Five Times Sherlock Made Someone Cry and the One Time Sherlock Cried

i.

In retrospect, letting Sherlock in the same room as a traumatized child was probably not a good idea.

"So, what did the man who shot your mother look like?"

The child burst into tears. Sherlock didn't look very surprised.

"This happens a lot, doesn't it?" John asks, wearily, as Lestrade rushes forward to comfort the crying child.

"Freak," Sally spits.

Lestrade hugs the child, giving Sherlock a menacing glare as he reassures the child that everything is going to be alright.

Sherlock strolls out of the room without another word.

ii.

Less than a week later, Mrs. Hudson bursts into tears.

John just rubs his temples and sighs. "Why did you have to say that?"

"Say what?" Sherlock was pretending to be clueless, as if he didn't know.

"That."

Sherlock sighs, nodding. "Ah, that. Yes, now I can see how that might have been disturbing."

John doesn't even try. "Go apologize."

"Why?"

"Because that's what people do." John catches himself a second too late. He hopes Sherlock doesn't notice that John just unintentionally echoed the words of his criminal rival. John swallows thickly. "You know what I mean."

Sherlock nods, and without another word he turns and struts up the stairs after Mrs. H.

iii.

Irene Adler would be lying if she said she wasn't attracted to Sherlock Holmes.

How could she not be? That magnificent brain, those sharp eyes, those soft lips. He was a dream. (Or rather, a nightmare, considering what he did to her.)

I won't even last six-months.

She cries after he defeats her. 'Human error,' she mocks at herself.

I am SHER-locked.

The terrorist cell seems like a welcome relief.

She texts him, closes her eyes, and allows a tear to fall from her eye once more.

Goodbye, Mr. Holmes.

Then she hears her familiar sigh and knows she's saved.

iv.

After the Fall, John feels nothing.

"He's dead, John." Everyone tells him, but he won't listen. He can't listen.

John sits in front of the telly, watching as Sherlock's reputation is destroyed, bit by bit. John isn't angry. John isn't anything.

John doesn't go back to Baker Street. He can't walk those halls without hearing Sherlock's violin playing echoing around him. He remembers when Sherlock used to play violin in the middle of the night; his music lulled John to sleep, and helped fill the hole the nightmares tore out.
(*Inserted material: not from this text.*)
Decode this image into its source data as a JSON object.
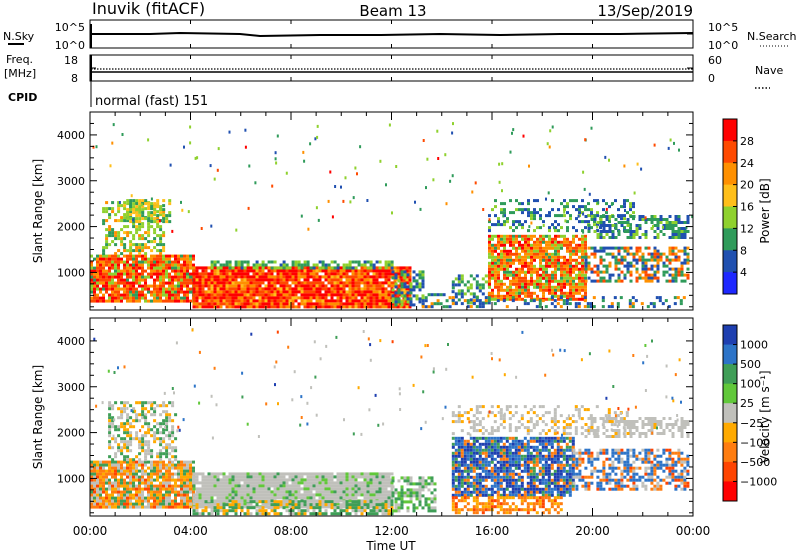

John wants to cry, but he can't. He feels nothing, and it burns.

I will burn the heart out of you.

John feels nothing. That's what alarms him the most.
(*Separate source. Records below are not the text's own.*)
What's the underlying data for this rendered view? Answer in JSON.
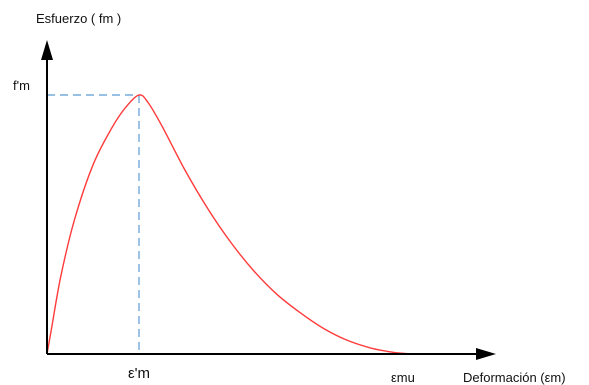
{
  "chart_data": {
    "type": "line",
    "ylabel": "Esfuerzo ( fm )",
    "xlabel": "Deformación (εm)",
    "y_ticks": [
      {
        "value": 1,
        "label": "f'm"
      }
    ],
    "x_ticks": [
      {
        "value": 1,
        "label": "ε'm"
      },
      {
        "value": 4,
        "label": "εmu"
      }
    ],
    "xlim": [
      0,
      4.9
    ],
    "ylim": [
      0,
      1.27
    ],
    "grid": false,
    "series": [
      {
        "color": "#ff3b3b",
        "x": [
          0,
          0.05,
          0.15,
          0.3,
          0.5,
          0.7,
          0.85,
          1.0,
          1.1,
          1.25,
          1.5,
          1.75,
          2.0,
          2.25,
          2.5,
          2.75,
          3.0,
          3.25,
          3.5,
          3.7,
          3.85,
          4.0
        ],
        "y": [
          0,
          0.1,
          0.3,
          0.52,
          0.73,
          0.87,
          0.95,
          1.0,
          0.97,
          0.88,
          0.71,
          0.56,
          0.43,
          0.32,
          0.23,
          0.16,
          0.1,
          0.055,
          0.025,
          0.01,
          0.003,
          0.0
        ]
      }
    ],
    "reference_lines": [
      {
        "from": [
          0,
          1
        ],
        "to": [
          1,
          1
        ],
        "color": "#5b9bd5",
        "dashed": true
      },
      {
        "from": [
          1,
          1
        ],
        "to": [
          1,
          0
        ],
        "color": "#5b9bd5",
        "dashed": true
      }
    ]
  }
}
Finally, the dam breaks and John cries. He's walking along a back alley when he finds a discarded spray paint can lying about. John looks at the alley wall and has the best idea he's had in ages.

I believe in Sherlock Holmes, he paints. It's John's greatest masterpiece, his magnum opus. He wishes Sherlock could see it.

As the tears stream down John's face, he feels again.

'I believe in Sherlock Holmes, even if no one else does.'

v.

We can't all dance.

Sherlock remembers, earlier that week, teaching John to dance. How they glided around the room to the waltz music, how John has smiled, how Sherlock had felt like his old again for the time since he got back.

There are limits.

Yes, there are.

Sherlock leaves the wedding early.

Who leaves a wedding early?

Sherlock walks to the street and hails a cab. He balances his phone in his hand, considering sending a text to his brother. He decides against it, knowing Mycroft will have only the old motto to say.

Caring is not an advantage.

He finds Raz dealing coke in the bathroom of a sleazy bar. Sherlock finds the whole set up horribly unsanitary, but damn does he need a hit.

He holds the needle in his hand, knowing what's about to come.

Sherlock isn't angry, or sad, or desperate, or excited. He feels empty. There is nothing inside his head except the want and the need to feel something again.

The drug takes its toll, and Sherlock draws a breath of relief as the rush comes flooding through him. He feels as though a cold bucket of water has been poured on his head, quenching a ravaging fever.

Sherlock cries, grateful for the relief. Grateful for John, grateful for his friends, grateful to the drugs, and grateful to be alive again.

Note:

I'm afraid this came out a bit clichéd, but whatever. Written for the LWS Trope Bingo prompt 'Unrequited love' because obviously a certain consulting detective has feelings for a certain blogger, *nudges you* get it?